3. Mme Anne Lauvergeon, président du directoire d'AREVA

Le marché intérieur européen est déjà une réalité pour la plupart des secteurs économiques, comme le nucléaire.

Le secteur nucléaire, pour sa part, s'inscrit dans le cadre du traité EURATOM qui pose des règles concernant l'approvisionnement et l'abolition des tarifs douaniers. Ces dispositions ont permis de créer un contexte favorable aux échanges à l'intérieur et à l'extérieur de la Communauté. Les États membres restent néanmoins maîtres de leur politique à l'égard de leur énergie nucléaire : huit pays sur quinze possèdent des centrales nucléaires civiles, et 35 % de l'électricité européenne produite était d'origine nucléaire en 2001.

Le traité EURATOM offre au secteur nucléaire un cadre juridique cohérent à l'échelle communautaire, permettant à l'Union européenne :

- de se doter de normes de radioprotection harmonisées nécessaires au développement industriel de ce secteur et à la libre circulation des matières ;

- de favoriser des rapprochements et une coopération accrue entre industries européennes ;

- d'adopter une réglementation commune minimale pour les exportations sensibles.

Dans le contexte du marché de l'électricité, la dérégulation entamée en Europe a eu comme conséquence de diminuer les prix de ventes (en moyenne de 25 % pour les industries et de 6 à 7 % pour les ménages sur la période 1998-2000), même si de fortes disparités de coûts subsistent aujourd'hui au sein des États membres. D'après les chiffres d'Eurostat, la tendance serait à cet égard à la stabilisation, voire à une augmentation. Ce changement serait dû en partie à la hausse des prix de combustibles fossiles -comme le gaz- utilisés pour produire l'électricité.

Dans ce contexte, le nucléaire dispose d'atouts économiques puisque le kWh nucléaire est tout à fait compétitif : 0,02 centime d'euro contre respectivement 0,07 centime d'euro et 0,53 centime d'euro pour les kWs éoliens et solaires.

Du point de vue environnemental, l'énergie nucléaire est une véritable opportunité car elle n'émet pas de gaz à effet de serre.

En Europe, elle évite chaque année le rejet de 400 millions de tonnes de CO2. Le kWh français émet dix-sept fois moins de CO2 que le kWh danois, et treize fois moins que le kWh allemand. Cet atout devrait conforter la position du nucléaire dans le futur marché de l'énergie et représente une carte maîtresse pour respecter les engagements environnementaux pris à Kyoto et infléchir le phénomène de réchauffement climatique.

D'une manière générale, il est temps d'arrêter la « diabolisation » ou à l'opposé, l'« angélisation », car toutes les énergies ont des impacts sur l'environnement ou la santé .
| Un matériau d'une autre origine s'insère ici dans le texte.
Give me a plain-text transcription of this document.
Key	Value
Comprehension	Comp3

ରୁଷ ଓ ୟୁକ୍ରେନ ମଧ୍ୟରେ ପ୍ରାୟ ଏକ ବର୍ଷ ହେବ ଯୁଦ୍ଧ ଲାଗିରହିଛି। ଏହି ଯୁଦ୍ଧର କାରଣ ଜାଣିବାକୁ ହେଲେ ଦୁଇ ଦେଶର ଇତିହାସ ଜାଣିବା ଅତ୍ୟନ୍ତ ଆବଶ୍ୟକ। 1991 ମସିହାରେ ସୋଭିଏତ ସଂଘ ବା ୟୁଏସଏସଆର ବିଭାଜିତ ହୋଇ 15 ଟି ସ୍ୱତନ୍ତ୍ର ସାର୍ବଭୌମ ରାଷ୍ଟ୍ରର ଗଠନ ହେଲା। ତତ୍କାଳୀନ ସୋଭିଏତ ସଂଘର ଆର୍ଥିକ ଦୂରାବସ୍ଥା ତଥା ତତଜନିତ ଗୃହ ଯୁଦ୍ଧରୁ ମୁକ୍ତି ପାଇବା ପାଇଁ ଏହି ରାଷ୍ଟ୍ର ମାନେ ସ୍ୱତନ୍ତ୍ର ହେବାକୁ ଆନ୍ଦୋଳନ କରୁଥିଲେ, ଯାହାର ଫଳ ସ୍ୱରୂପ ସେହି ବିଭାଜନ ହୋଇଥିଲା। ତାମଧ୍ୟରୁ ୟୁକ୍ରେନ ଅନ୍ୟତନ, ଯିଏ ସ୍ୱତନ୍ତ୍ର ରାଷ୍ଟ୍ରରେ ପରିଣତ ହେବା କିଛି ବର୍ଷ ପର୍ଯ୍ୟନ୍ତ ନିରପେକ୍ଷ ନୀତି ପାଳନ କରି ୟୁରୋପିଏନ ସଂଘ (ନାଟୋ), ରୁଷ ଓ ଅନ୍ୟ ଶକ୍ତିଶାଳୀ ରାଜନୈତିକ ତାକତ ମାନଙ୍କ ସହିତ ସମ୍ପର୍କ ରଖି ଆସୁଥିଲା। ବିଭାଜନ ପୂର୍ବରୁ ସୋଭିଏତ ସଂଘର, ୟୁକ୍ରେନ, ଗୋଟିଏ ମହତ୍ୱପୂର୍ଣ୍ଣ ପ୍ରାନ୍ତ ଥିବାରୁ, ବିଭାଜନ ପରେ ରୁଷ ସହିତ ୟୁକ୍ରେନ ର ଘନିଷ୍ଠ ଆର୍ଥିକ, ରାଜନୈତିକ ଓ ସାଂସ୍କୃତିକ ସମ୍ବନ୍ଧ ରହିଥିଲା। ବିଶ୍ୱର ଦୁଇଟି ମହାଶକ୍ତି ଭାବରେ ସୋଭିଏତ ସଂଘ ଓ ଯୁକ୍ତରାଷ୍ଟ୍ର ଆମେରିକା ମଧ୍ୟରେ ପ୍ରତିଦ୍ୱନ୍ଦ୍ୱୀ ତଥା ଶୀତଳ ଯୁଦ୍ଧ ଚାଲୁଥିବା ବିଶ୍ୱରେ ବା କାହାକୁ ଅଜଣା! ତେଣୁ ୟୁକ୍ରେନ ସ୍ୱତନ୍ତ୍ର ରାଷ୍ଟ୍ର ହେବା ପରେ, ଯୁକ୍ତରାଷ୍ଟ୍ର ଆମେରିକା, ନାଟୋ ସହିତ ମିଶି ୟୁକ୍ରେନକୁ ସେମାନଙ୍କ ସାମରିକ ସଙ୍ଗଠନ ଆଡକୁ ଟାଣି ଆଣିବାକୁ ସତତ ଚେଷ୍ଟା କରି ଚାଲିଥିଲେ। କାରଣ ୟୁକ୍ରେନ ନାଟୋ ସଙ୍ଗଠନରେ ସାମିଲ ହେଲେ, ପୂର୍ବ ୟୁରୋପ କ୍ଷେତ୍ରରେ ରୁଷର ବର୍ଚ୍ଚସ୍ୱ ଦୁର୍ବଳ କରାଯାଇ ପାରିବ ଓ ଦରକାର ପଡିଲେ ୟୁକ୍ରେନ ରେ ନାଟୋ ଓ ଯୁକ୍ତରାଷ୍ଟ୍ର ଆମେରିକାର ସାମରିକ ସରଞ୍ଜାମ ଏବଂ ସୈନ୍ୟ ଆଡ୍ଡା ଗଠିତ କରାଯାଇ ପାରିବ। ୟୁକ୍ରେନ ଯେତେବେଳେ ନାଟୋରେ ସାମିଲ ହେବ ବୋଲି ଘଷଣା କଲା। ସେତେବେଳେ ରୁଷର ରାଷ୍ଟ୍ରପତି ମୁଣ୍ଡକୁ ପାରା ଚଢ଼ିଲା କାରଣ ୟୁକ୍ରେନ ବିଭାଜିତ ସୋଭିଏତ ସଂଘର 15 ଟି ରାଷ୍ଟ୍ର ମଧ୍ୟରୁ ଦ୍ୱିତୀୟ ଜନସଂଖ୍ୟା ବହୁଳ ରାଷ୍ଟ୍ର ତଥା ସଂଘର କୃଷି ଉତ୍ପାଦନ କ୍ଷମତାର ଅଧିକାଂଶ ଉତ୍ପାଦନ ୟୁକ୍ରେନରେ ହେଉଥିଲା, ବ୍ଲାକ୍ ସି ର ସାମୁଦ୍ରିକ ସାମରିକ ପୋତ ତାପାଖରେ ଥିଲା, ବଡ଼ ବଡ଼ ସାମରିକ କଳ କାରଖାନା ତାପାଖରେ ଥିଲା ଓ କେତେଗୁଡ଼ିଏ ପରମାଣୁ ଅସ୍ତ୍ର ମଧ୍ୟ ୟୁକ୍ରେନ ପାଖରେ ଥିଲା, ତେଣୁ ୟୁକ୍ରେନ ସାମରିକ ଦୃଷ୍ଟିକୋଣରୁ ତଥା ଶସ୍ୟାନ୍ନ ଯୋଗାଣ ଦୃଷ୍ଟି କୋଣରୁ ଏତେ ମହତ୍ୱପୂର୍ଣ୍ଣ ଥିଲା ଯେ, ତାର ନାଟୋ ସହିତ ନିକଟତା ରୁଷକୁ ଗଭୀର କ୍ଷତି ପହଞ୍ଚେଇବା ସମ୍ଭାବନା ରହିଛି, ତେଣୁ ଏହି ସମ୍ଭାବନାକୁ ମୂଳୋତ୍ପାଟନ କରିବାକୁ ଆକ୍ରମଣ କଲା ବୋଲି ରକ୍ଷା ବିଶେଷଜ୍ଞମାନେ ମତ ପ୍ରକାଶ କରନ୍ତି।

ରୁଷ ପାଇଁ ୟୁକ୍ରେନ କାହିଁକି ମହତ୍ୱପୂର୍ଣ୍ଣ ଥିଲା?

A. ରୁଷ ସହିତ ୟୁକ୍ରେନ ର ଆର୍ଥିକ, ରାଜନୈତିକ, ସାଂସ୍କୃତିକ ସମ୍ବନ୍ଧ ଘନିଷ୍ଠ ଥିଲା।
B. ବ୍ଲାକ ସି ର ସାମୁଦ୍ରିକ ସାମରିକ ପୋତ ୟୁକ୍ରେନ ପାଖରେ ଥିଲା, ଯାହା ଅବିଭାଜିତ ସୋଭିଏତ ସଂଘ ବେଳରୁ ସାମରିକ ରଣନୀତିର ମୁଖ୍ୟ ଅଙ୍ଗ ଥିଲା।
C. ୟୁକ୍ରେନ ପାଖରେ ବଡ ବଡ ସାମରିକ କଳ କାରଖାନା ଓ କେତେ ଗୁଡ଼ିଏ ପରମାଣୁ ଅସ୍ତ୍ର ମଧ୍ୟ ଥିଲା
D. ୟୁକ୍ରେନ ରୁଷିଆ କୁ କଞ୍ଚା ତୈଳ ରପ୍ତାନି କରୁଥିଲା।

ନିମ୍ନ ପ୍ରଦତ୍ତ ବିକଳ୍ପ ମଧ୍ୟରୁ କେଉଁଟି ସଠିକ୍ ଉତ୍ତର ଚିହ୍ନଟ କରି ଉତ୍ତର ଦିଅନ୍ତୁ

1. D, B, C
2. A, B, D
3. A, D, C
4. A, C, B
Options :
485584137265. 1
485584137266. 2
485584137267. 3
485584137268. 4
La société a besoin d'un vrai débat sur les différents types d'énergie. À cet égard, AREVA, qui développe d'autres types d'énergie (éolienne) et est leader sur le marché mondial, est confiant dans l'avenir. Nous cherchons à diversifier, à développer des réacteurs plus petits, plus modulaires, adaptés aux pays où les réseaux de transport d'électricité sont plus modestes.

En matière de libéralisation, il convient aussi d'être mesuré. L'expérience californienne montre les limites d'une libéralisation qui, non maîtrisée, peut se révéler être un échec. Malgré l'existence d'un cadre juridique harmonisé, il conviendra, en particulier, d'éviter que la recherche d'une rentabilité immédiate ne se fasse au détriment des investissements des filières intensives en capital ou dont la rentabilité n'est pas assurée à court terme. Il faudra au contraire réunir les conditions nécessaires pour que les investissements à long terme soient attractifs afin de disposer d'infrastructures adaptées.

Il est également nécessaire que le soutien au développement des énergies nouvelles et renouvelables n'aboutisse pas à une distorsion de la concurrence entre les différentes filières et soit préjudiciable à un mix énergétique diversifié.

Les aides d'État, tout à fait légitimes pour le développement de nouvelles énergies, doivent cependant être équitables afin de permettre à l'ensemble des industriels de se positionner favorablement dans un contexte international.

En conclusion, une baisse des prix du kWh et un renforcement des échanges, caractéristiques du nouveau marché européen de l'électricité, sont autant d'éléments qui, si les conditions d'investissement et de concurrence sont réunies, permettront à l'énergie nucléaire d'exprimer au mieux son potentiel dans les décennies à venir.

Forte de ses atouts à la fois économiques, environnementaux et technologiques, l'industrie nucléaire est prête à évoluer dans le contexte d'un marché libéralisé de l'énergie en proposant à ses clients des réponses adaptées à leurs besoins.

Au regard de ses avantages en termes d'accès à l'électricité et donc de développement, les positions idéologiques de part et d'autre finiront par céder la place à un dialogue ouvert et constructif au bénéfice de l'ensemble des consommateurs.